It would be interesting to know where the info for this page has been gathered but (maybe from the elections2004 web site) but since it is witten in Mediawiki's table format in the page source, I should be able to parse this information and add it to generated wikisource of the MEP.
I'll try to get all the information which is usefule and I have into the wiki source. I don't know if the link to the declaration of financial interests is so prominent that it's important to have it directly in the external links section since it's linked from the EP biography page anyway, I should be able to generate the link if you like to have it.
Where the EP biography page contains one or more links to web sites of the MEP, I'll of course generate a links to them.
I don't know yet a safe way of knowing the gender of a MEP except for those MEPs where a salutation like "Sra.", "Herr" or so is mentioned in the biography page of the EP. So I can only make use "He" or "She" where I have such salutation for now, For the others, I'll use the last name for now instead. If you know a more ways to find out the gender, I'm happy to integrate them.
I'll upload the output of the script as individial web pages where you each MEP is a indidviual file in a directory of his country, possibly even in a subdirectories of his party and groups, and I can concatenate this then in any way you like and make some bigger web pages, e.g. with all MEPs of a country, sorted either by name, party or group. I can make it so that there are web pages where you can cut and paste the source from and text files, and you can use whatever is more convinient.--NoSoftwarePatents 12:17, 10 Apr 2005 (UTC)
I think then we are not far off being able to generate the pages. Don't worry too much about the details - I can change from he to she just by looking at their EP page. Also the constituency thing can easily be added in by hand so there is no need to spend too much time programming it to be taken from the big list, particularly if there is confusion about the German MEPs (though I think I understand the situation there now). Personally I think I would find it easier to work from a text file where they are all listed one after the other in plain wikitext (in any order, I don't have a preference), but do whatever is most straightforward. I think that is all for now - I am looking forward to seeing the results! — Trilobite (Talk) 12:55, 10 Apr 2005 (UTC)
Ok, I generated first a useable source now and I've tuned it to make it produce excatly what you see on Catherine Trautmann now (no manual editing to get the whole page). Yes that is tuned specifically for her so far only, but it has e.g. a generic [University of xyz] linking, so some of the links will work for many other MEPs too.
If you would like to have some other Articles linked by default too, just tell me. In this state, the wikisource for the other French Socialist MEPs should be of nearly similar quality. I'll upload a text file or web page with all French Socialists soon. Look at the generated article (you can update it, e.g. if you like, you can turn the item-list into a worded biography, I won't touch it anymore) and tell me if you want something changed in the script for the next MEPs. --NoSoftwarePatents 17:16, 10 Apr 2005 (UTC)
This is great, you have got it. You don't need to worry about links in the career section as I will be refactoring these into paragraphs anyway. It's looks like it's all ready now. — Trilobite (Talk) 18:57, 10 Apr 2005 (UTC)
Thanks, I've uploaded the current wiki texts of the French MEPs here: http://raidbox.ffii.org/~bkaindl/MEPs/French/ It's not completely finished, I should make sure that all the EP group links are generated correcty (for now only PES and EPP-ED should work) and more could be done regarding the linking to the national party articles where needed. If you have a some mappings for me (like I've done with the Socialist Party (France) for the first MEP which I should integrate, I can add them. Same for constitutiency links. I think that's a good start, I'll go for dinner now.
Italy, Spain, Germany now added below: http://raidbox.ffii.org/~bkaindl/MEPs/
Fixed a bug and uploaded some more to the same URL
I've uploaded wikisources for MEPs from all countries now, these are 526 MEPs. The MEPs with accent marks in their names are missing at the moment, but it will be the next goal to add them as well.
Thanks for all your work. I am working on putting them up now. — Trilobite (Talk) 04:10, 12 Apr 2005 (UTC)
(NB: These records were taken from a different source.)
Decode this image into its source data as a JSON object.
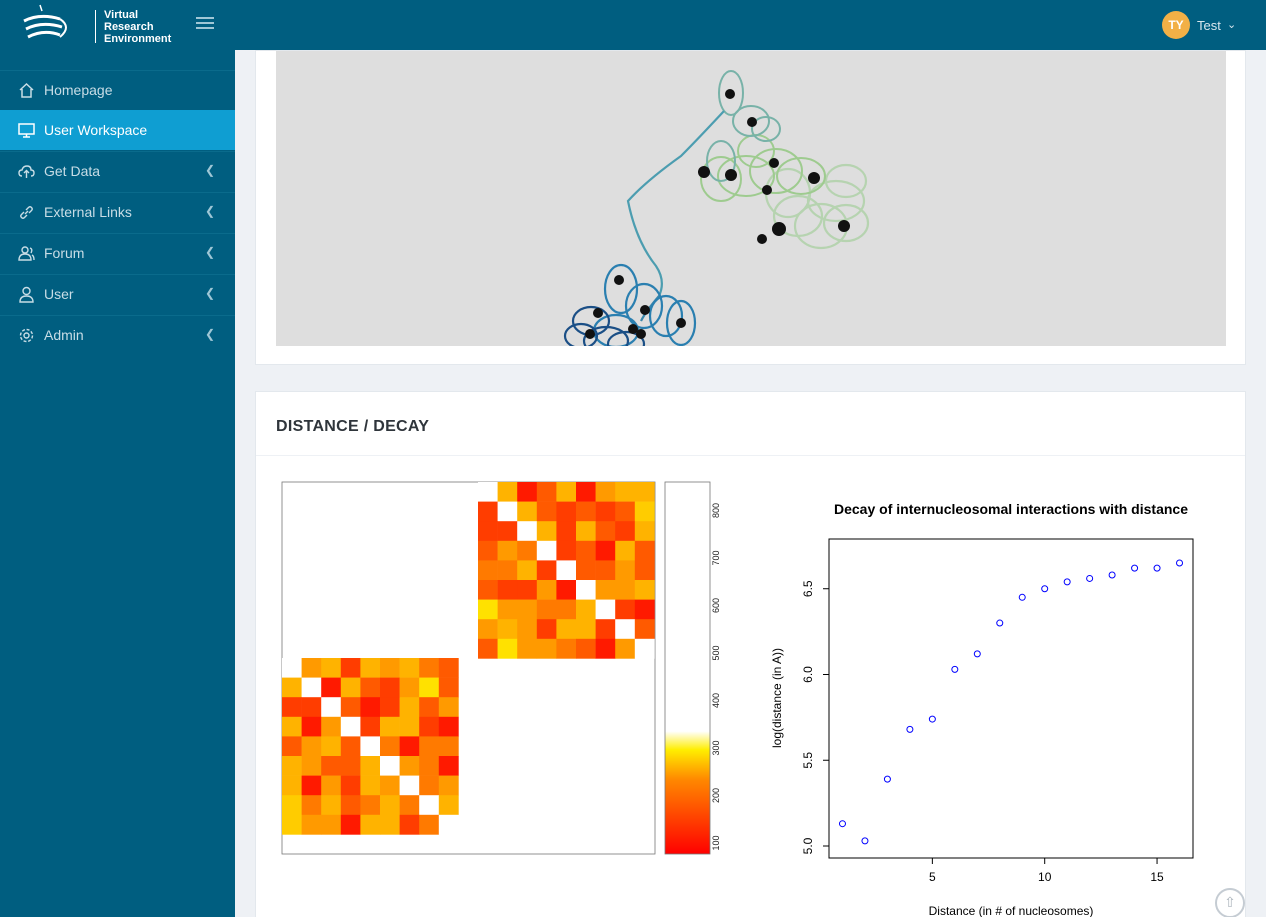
{
  "app": {
    "logo_lines": [
      "Virtual",
      "Research",
      "Environment"
    ],
    "user_initials": "TY",
    "user_name": "Test"
  },
  "sidebar": {
    "items": [
      {
        "label": "Homepage",
        "icon": "home-icon",
        "active": false,
        "expandable": false
      },
      {
        "label": "User Workspace",
        "icon": "monitor-icon",
        "active": true,
        "expandable": false
      },
      {
        "label": "Get Data",
        "icon": "cloud-upload-icon",
        "active": false,
        "expandable": true
      },
      {
        "label": "External Links",
        "icon": "link-icon",
        "active": false,
        "expandable": true
      },
      {
        "label": "Forum",
        "icon": "users-icon",
        "active": false,
        "expandable": true
      },
      {
        "label": "User",
        "icon": "user-icon",
        "active": false,
        "expandable": true
      },
      {
        "label": "Admin",
        "icon": "gear-icon",
        "active": false,
        "expandable": true
      }
    ]
  },
  "section": {
    "title": "DISTANCE / DECAY"
  },
  "colors": {
    "topbar": "#005e80",
    "sidebar_active": "#0f9ed2",
    "avatar": "#f2b046"
  },
  "chart_data": [
    {
      "type": "heatmap",
      "colorbar_ticks": [
        100,
        200,
        300,
        400,
        500,
        600,
        700,
        800
      ],
      "colorscale": [
        "#ff0000",
        "#ffff00",
        "#ffffff"
      ]
    },
    {
      "type": "scatter",
      "title": "Decay of internucleosomal interactions with distance",
      "xlabel": "Distance (in # of nucleosomes)",
      "ylabel": "log(distance (in A))",
      "x": [
        1,
        2,
        3,
        4,
        5,
        6,
        7,
        8,
        9,
        10,
        11,
        12,
        13,
        14,
        15,
        16
      ],
      "y": [
        5.13,
        5.03,
        5.39,
        5.68,
        5.74,
        6.03,
        6.12,
        6.3,
        6.45,
        6.5,
        6.54,
        6.56,
        6.58,
        6.62,
        6.62,
        6.65
      ],
      "xlim": [
        0.4,
        16.6
      ],
      "ylim": [
        4.93,
        6.79
      ],
      "xticks": [
        5,
        10,
        15
      ],
      "yticks": [
        5.0,
        5.5,
        6.0,
        6.5
      ],
      "marker_color": "#0000ff"
    }
  ]
}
I've just noticed a bug in yesterday's version: The information on the parliamentary group was missing and the national party information was duplicated at this place. I've fixed this now and added links of the PDFs with the Declaration of financial interests. For 51 MEPs, no declaration is online, so I have created a Template for the text which should be shown instea. It is used like this:

It also adds the Category tag which you see also at the moment at the bottom of this article. I generate the link for this template for the MEPs where there is declaration available. I've also removed the "M.", "Mme." and so on from the name of the MEP at the beginning of the article.

Further Updates[edit]

I've done another upload and created another template for creating a link to the declaration of financial interests:

It's not neccesary to use it but it allows for more flexibilty and for some regarding these links: We could (whould we need to, maybe the URL might change some day in the future) change the URL to the PDF files by changing one central place and have all URLs where it's used updated and it allows for a compact way to create the language link, he "fr" in the source is translucded by the Termplate(s) behind it to "in [[French language|French]]; " and the PDF notice is also defined once for all in as part of the template.
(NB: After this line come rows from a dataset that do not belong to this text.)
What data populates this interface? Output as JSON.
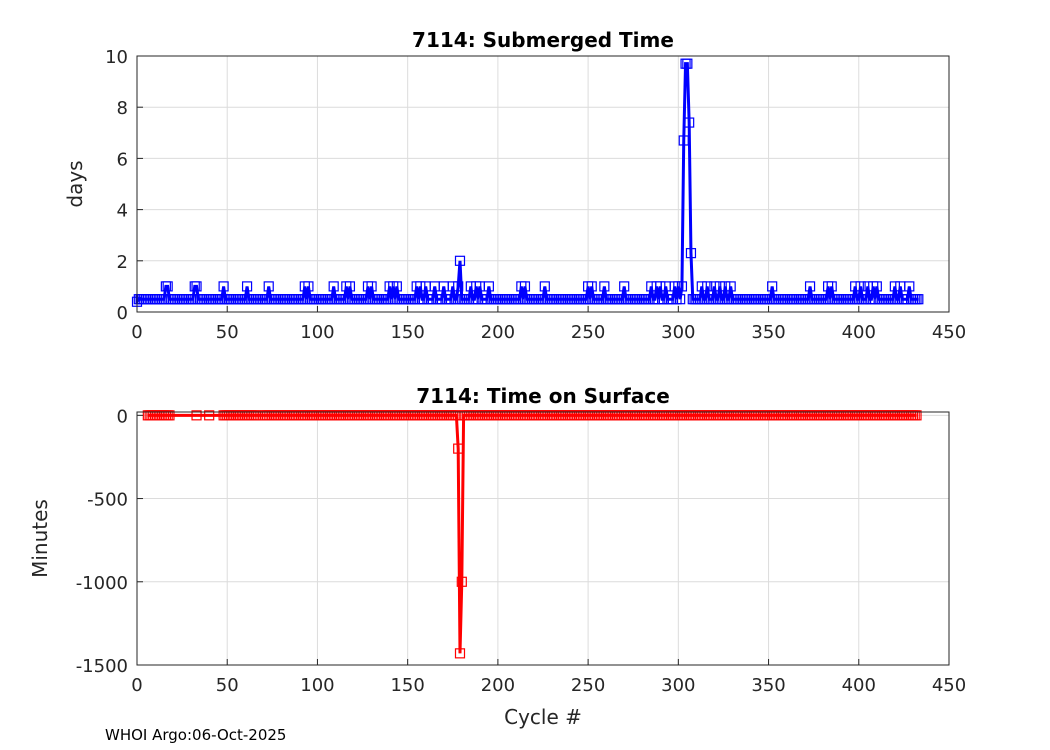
{
  "footer": "WHOI Argo:06-Oct-2025",
  "chart_data": [
    {
      "type": "line",
      "title": "7114: Submerged Time",
      "xlabel": "",
      "ylabel": "days",
      "xlim": [
        0,
        450
      ],
      "ylim": [
        0,
        10
      ],
      "xticks": [
        0,
        50,
        100,
        150,
        200,
        250,
        300,
        350,
        400,
        450
      ],
      "yticks": [
        0,
        2,
        4,
        6,
        8,
        10
      ],
      "grid": true,
      "color": "#0000ff",
      "marker": "square",
      "x_range": [
        0,
        433
      ],
      "baseline": 0.5,
      "overrides": [
        [
          0,
          0.4
        ],
        [
          16,
          1
        ],
        [
          17,
          1
        ],
        [
          32,
          1
        ],
        [
          33,
          1
        ],
        [
          48,
          1
        ],
        [
          61,
          1
        ],
        [
          73,
          1
        ],
        [
          93,
          1
        ],
        [
          95,
          1
        ],
        [
          109,
          1
        ],
        [
          116,
          1
        ],
        [
          118,
          1
        ],
        [
          128,
          1
        ],
        [
          130,
          1
        ],
        [
          140,
          1
        ],
        [
          142,
          1
        ],
        [
          144,
          1
        ],
        [
          155,
          1
        ],
        [
          157,
          1
        ],
        [
          160,
          1
        ],
        [
          165,
          1
        ],
        [
          170,
          1
        ],
        [
          175,
          1
        ],
        [
          178,
          1
        ],
        [
          179,
          2
        ],
        [
          185,
          1
        ],
        [
          188,
          1
        ],
        [
          190,
          1
        ],
        [
          195,
          1
        ],
        [
          213,
          1
        ],
        [
          215,
          1
        ],
        [
          226,
          1
        ],
        [
          250,
          1
        ],
        [
          252,
          1
        ],
        [
          259,
          1
        ],
        [
          270,
          1
        ],
        [
          285,
          1
        ],
        [
          288,
          1
        ],
        [
          290,
          1
        ],
        [
          293,
          1
        ],
        [
          298,
          1
        ],
        [
          300,
          1
        ],
        [
          302,
          1
        ],
        [
          303,
          6.7
        ],
        [
          304,
          9.7
        ],
        [
          305,
          9.7
        ],
        [
          306,
          7.4
        ],
        [
          307,
          2.3
        ],
        [
          313,
          1
        ],
        [
          316,
          1
        ],
        [
          320,
          1
        ],
        [
          323,
          1
        ],
        [
          326,
          1
        ],
        [
          329,
          1
        ],
        [
          352,
          1
        ],
        [
          373,
          1
        ],
        [
          383,
          1
        ],
        [
          385,
          1
        ],
        [
          398,
          1
        ],
        [
          401,
          1
        ],
        [
          405,
          1
        ],
        [
          408,
          1
        ],
        [
          410,
          1
        ],
        [
          420,
          1
        ],
        [
          423,
          1
        ],
        [
          428,
          1
        ]
      ]
    },
    {
      "type": "line",
      "title": "7114: Time on Surface",
      "xlabel": "Cycle #",
      "ylabel": "Minutes",
      "xlim": [
        0,
        450
      ],
      "ylim": [
        -1500,
        20
      ],
      "xticks": [
        0,
        50,
        100,
        150,
        200,
        250,
        300,
        350,
        400,
        450
      ],
      "yticks": [
        -1500,
        -1000,
        -500,
        0
      ],
      "grid": true,
      "color": "#ff0000",
      "marker": "square",
      "present_ranges": [
        [
          6,
          18
        ],
        [
          33,
          33
        ],
        [
          40,
          40
        ],
        [
          48,
          66
        ],
        [
          70,
          432
        ]
      ],
      "baseline": 0,
      "overrides": [
        [
          178,
          -200
        ],
        [
          179,
          -1430
        ],
        [
          180,
          -1000
        ]
      ]
    }
  ]
}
If a template like this shows a red "Template:ISO 639-1/it" string, this is an indication that the template for providing the link "[[Italian language|Italian]]" has to be created:

You only have to click on the red link, click edit there and create the template only using this string:

[[Italian language|Italian]]

After saving it, this becomes part of the above link. (You only have to do a reload of the page to test the result.)

Tests/already created templates:

The list of ISO 639-1 codes to use is in the article ISO-639, in the column with the two-letter (Aplha-2) codes for ISO-639-1.

The list of Templates for this is linked from Template:ISO 639-1. It also demo's to what the templates expand. It's a good place for creating all templates for the 20 EU languages and these templates can be used everywhere in the wikipedia where you want to refer to a language:

Looking at this, I think a template called by {{Language/fr}} could be nicer for common use - we can rename these internals of the declarations template this way possibly, for a start I have tried to use the most specific Template name possible and "ISO 639-1" is really very specific, so I can't think of any conflicting use of the same template names for a different purpose.

I've done a new upload which has most of the time information of the biography moved at the start of the line. I have not catched all cases, but most, I'll work on the rest now.

It also tries to separate the biography (where Education, Career and Decorations where all under in the Section Career) into three sections: Education, Career and Decorations. Of course the respective section titles only appear when I have found an indication that there is now information for such section coming, e.g. of course not every MEP has decorations.

Fixed some bugs with the new feature now, but it seems you were not hit by it or you corrected it yourself like you corrected the other bugs which I didn't see (missing chairmanships of Committees). I also fixed the Chair/Vicechair issue where the script produced wrong output and the committee was completely missing now. Have a look at the output which it produces now. I tried to match on your edits, althogh it's not 100% done yet) --NoSoftwarePatents 07:00, 14 Apr 2005 (UTC)
The server were I've put the files is offline now, so I have uploaded the files here http://ffii.org/~bkaindl/MEPs/ updated the MEP stub template to point it the new URL.